La violencia se reinventa en el arte La televisión, el cine y la literatura han encontrado nuevas formas de expresar y describir la crueldad. A través de la cinematografía se ha llegado a banalizar estos hechos, según coinciden varios expertos.
Un taladro perfora una órbita ocular. Unas navajas impulsadas por seres diabólicos torturan la espalda desnuda de una niña. Una vaca es asesinada lentamente a martillazos... ¿Le provoca algo? Si bien la violencia siempre ha estado presente en la sociedad, hoy ha encontrado en los lenguajes artísticos nuevas formas para reinventarse y llegar a la gente.
En la actualidad, la forma de mostrar esa violencia, que siempre existió, ha cambiado. “Tal vez hay una dosis de menos pudor o de menos hipocresía para mostrar ciertos aspectos de la sociedad que son ciertos. No se debe olvidar que los medios de comunicación son un reflejo de la sociedad”, explica el cineasta Paolo Agazzi.
Para él, son los filmes comerciales los que muestran la violencia gratuitamente, es decir sin ningún objetivo. Un ejemplo de ello se encuentra en el cine del estadounidense Quentin Tarantino, quien ofrece escenas explícitas de violencia, de tal forma que terminan siendo inclusive cómicas a los ojos ya desensibilizados de muchos jóvenes. ¿El riesgo? “Es que copien ciertos patrones comportamentales de estas formas violentas. En tanto se muestre más violencia el sujeto, inevitablemente, va a aprender”, apunta el psicólogo Carlos Velásquez.
Para el profesional, tanto el cine, la televisión y la internet han contribuido a que la violencia sea vista como algo normal. “Hoy ya no nos asusta que nos asalten, sino que alguien haya muerto cogoteado. No nos asusta que alguien muera, sino que lo hayan despedazado”, explicó Velásquez.
Al cine, la televisión y la internet se suma también la literatura, que ha llegado a niveles extremos al describir hechos violentos. El escritor paceño Wilmer Urrelo comenta que varias obras literarias que se producen en la región, actualmente, se nutren con temas como la guerrilla, la pobreza o el narcotráfico. “Antes de la Segunda Guerra Mundial, la literatura policial era la que más se prestaba a ese tipo de eventos y ésta era menos explícita”.

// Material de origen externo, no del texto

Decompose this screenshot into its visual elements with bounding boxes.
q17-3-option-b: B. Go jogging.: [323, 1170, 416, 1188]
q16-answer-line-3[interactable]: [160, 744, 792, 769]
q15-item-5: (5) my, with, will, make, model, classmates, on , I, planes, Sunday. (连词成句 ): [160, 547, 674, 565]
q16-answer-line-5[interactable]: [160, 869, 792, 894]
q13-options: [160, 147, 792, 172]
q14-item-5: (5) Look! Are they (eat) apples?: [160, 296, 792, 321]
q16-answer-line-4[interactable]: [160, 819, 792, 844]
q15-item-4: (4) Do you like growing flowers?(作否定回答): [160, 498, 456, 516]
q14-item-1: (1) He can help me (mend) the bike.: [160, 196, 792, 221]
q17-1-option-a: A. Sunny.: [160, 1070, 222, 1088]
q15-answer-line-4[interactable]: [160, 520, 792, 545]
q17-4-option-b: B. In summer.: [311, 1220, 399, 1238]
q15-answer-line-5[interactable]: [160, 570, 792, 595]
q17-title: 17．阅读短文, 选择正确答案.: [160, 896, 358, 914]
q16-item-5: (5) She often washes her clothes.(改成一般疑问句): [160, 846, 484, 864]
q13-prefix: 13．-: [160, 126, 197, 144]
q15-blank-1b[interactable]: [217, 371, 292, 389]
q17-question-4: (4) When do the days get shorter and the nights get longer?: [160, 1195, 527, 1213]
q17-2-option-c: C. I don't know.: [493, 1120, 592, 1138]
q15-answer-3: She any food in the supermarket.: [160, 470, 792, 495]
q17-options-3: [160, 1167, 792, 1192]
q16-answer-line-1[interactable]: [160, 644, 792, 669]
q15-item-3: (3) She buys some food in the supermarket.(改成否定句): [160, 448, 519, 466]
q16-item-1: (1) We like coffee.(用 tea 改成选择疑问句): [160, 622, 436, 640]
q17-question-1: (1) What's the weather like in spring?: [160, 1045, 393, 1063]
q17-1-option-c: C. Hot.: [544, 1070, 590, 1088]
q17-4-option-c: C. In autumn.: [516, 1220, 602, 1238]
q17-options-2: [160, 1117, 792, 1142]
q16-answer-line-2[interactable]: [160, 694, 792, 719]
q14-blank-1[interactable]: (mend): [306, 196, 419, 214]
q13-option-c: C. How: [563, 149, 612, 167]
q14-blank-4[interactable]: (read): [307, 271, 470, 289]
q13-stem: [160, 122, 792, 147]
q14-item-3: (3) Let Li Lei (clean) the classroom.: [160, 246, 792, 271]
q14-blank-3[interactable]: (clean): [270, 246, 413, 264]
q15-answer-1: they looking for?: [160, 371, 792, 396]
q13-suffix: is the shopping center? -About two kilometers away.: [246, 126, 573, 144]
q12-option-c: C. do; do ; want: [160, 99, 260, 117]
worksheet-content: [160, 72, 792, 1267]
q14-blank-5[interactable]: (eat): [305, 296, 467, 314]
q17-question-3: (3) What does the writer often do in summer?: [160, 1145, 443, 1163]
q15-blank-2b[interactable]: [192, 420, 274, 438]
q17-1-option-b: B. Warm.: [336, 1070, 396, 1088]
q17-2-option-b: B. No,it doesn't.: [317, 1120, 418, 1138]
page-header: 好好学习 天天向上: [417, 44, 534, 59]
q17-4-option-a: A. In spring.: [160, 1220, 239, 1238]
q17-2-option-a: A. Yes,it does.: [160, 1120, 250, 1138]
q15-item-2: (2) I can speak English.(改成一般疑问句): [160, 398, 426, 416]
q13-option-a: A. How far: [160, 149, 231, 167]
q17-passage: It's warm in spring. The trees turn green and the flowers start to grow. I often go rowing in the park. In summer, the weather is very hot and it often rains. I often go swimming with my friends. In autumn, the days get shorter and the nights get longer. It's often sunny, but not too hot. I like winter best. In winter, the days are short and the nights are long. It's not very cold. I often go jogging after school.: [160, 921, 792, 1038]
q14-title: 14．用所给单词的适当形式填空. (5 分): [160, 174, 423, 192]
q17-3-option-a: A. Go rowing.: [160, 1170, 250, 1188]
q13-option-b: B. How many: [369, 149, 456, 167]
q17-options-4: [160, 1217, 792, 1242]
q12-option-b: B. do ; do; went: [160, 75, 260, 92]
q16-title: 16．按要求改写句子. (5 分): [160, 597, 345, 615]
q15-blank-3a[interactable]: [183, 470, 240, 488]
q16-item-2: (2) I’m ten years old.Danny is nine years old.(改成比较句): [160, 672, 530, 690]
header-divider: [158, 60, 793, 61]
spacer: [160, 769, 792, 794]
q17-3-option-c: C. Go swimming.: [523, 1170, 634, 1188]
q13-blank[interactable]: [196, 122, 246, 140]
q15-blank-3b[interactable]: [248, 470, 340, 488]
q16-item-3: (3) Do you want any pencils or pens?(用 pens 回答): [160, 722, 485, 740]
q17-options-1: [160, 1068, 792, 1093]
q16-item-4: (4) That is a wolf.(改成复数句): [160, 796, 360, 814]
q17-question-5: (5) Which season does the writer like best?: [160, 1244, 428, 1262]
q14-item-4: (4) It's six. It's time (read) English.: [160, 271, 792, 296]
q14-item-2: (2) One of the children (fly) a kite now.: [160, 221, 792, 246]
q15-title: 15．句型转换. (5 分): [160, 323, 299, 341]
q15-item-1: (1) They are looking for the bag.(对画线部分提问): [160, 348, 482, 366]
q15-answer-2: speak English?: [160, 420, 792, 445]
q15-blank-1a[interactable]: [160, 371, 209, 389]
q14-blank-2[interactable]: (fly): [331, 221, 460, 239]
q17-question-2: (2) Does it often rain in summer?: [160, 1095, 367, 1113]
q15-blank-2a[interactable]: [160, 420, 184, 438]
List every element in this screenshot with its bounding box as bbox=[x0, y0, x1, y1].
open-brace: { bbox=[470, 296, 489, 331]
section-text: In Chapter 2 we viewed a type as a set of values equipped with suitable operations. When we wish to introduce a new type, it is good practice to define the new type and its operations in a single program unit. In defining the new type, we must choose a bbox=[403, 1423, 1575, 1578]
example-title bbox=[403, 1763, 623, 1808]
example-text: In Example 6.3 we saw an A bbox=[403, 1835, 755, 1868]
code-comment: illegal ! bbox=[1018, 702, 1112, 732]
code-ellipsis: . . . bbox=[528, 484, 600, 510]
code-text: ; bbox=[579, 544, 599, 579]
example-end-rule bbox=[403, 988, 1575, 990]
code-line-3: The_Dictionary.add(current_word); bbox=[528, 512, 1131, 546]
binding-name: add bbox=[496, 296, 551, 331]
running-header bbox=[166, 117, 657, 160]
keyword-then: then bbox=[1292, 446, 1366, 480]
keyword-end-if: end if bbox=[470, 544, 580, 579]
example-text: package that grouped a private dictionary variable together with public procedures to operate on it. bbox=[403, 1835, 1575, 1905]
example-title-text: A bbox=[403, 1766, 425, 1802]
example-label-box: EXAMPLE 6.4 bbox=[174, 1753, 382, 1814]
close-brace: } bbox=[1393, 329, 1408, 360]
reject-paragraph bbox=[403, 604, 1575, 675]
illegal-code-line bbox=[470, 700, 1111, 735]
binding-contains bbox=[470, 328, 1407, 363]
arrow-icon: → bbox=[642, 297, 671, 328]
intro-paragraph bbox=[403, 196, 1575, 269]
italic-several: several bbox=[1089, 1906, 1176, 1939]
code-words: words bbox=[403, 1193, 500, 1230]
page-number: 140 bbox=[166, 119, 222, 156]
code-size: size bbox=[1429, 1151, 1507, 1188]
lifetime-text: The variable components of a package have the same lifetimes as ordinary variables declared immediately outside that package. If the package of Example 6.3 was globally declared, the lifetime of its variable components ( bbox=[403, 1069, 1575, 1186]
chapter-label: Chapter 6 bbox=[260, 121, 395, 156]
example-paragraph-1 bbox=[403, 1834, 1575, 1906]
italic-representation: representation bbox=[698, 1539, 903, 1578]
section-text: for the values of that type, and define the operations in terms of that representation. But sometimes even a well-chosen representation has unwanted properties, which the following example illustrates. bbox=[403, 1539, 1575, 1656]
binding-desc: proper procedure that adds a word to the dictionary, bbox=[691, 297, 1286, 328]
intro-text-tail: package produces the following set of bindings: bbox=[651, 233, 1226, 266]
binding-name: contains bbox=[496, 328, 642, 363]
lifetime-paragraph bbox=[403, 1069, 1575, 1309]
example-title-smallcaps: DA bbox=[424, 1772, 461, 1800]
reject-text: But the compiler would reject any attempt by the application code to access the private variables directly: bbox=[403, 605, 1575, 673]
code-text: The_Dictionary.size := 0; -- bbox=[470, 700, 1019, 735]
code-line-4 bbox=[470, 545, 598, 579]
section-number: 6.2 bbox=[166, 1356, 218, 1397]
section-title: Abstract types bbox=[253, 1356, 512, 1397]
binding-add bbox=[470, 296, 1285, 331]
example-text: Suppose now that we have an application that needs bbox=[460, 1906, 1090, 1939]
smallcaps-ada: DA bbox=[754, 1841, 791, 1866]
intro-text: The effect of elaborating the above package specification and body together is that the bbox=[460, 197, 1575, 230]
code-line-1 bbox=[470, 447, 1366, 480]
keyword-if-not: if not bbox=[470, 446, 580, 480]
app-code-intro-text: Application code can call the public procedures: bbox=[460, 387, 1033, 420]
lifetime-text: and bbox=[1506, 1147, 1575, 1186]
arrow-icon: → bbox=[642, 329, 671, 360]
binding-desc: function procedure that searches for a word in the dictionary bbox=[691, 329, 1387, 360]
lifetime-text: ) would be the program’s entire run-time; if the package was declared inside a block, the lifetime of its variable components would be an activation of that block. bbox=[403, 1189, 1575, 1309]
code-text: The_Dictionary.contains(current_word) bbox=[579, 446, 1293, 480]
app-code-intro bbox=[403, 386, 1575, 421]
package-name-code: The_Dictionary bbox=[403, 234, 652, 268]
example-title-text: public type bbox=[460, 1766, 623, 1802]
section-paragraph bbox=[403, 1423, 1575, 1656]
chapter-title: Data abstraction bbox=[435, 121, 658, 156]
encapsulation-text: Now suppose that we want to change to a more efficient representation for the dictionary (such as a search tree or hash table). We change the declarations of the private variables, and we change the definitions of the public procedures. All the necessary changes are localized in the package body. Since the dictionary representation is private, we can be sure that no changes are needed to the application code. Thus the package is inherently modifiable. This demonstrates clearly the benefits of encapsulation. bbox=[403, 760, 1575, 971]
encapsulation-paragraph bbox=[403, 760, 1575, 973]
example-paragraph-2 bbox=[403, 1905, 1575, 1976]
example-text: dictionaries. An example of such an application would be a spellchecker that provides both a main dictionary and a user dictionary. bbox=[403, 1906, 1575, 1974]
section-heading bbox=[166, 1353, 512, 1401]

Para Urrelo, muchos escritores narran estos hechos de tal forma que uno termina viviéndolos. Un ejemplo de esto se ve reflejado en las novelas del colombiano Jorge Franco, quien ha encontrado inspiración en los remanentes del narcotráfico. En su novela Rosario Tijeras, Franco narra las desgracias que le ocurren a la protagonista. “Son cosas terriblemente espeluznantes”, añade el escritor.
Si se trata de medir los riesgos de consumir violencia cotidianamente, Velásquez afirma “que la exposición a ciertos comportamientos violentos hace que éstos sean aprendidos y, peor aún, replicados.”
¿Tendrá límites la violencia?
Para Velásquez, la violencia sí tiene límites y éstos son impuestos por la sociedad. “Todo entorno social va marcando pautas de lo aceptable e inaceptable”, dice.
En cierta época hubo comportamientos altamente violentos con ciertas personas como los esclavos y éstos eran aceptados por la sociedad.
“La sociedad en general debería bajar sus niveles de exposición a la violencia. Debemos pensar a dónde nos ha llevado esta violencia y si nos hemos vuelto un país violento”, afirmó.
Para Agazzi, es muy difícil responder la pregunta. “Hace 20 años nadie podía imaginar ver reflejada en la pantalla la crudeza con la que hoy se muestran ciertas escenas. Lo que hay que preguntarse es qué sucederá dentro de 10 años. Ahora que hay cine 3D, ¿lograremos sentir en nuestra piel ese dolor físico que vemos en la pantalla?”.
Según Agazzi, muchas veces el mostrar escenas de violencia explícita podría ser algo válido. En el cine independiente, por ejemplo, se muestran escenas fuertes de violencia, muchas veces como forma de denuncia. “Todo depende del objetivo que se tiene al mostrarla”, añade el cineasta.
“A veces, la televisión muestra a todos esos niños que mueren de hambre en África por causa de la desnutrición o cómo matan a las focas, a palazos, en Canadá. Esas son escenas de violencia explícita, pero se las difunde para que la gente conozca esta realidad. Se proyectan con un objetivo”, añade.
Para Velásquez, es también preocupante que en el país no exista una ley que regule la difusión de la violencia explícita. Por ejemplo, en Bolivia no hay una norma que regule lo que los niños pueden ver en el cine o la televisión. Por lo general, los cines se apegan a las normas de otros países, sin tener en cuenta que la realidad e idiosincrasia boliviana es otra. “Es la sociedad en su conjunto la que debe exigir una ley que trate exclusivamente este tema”.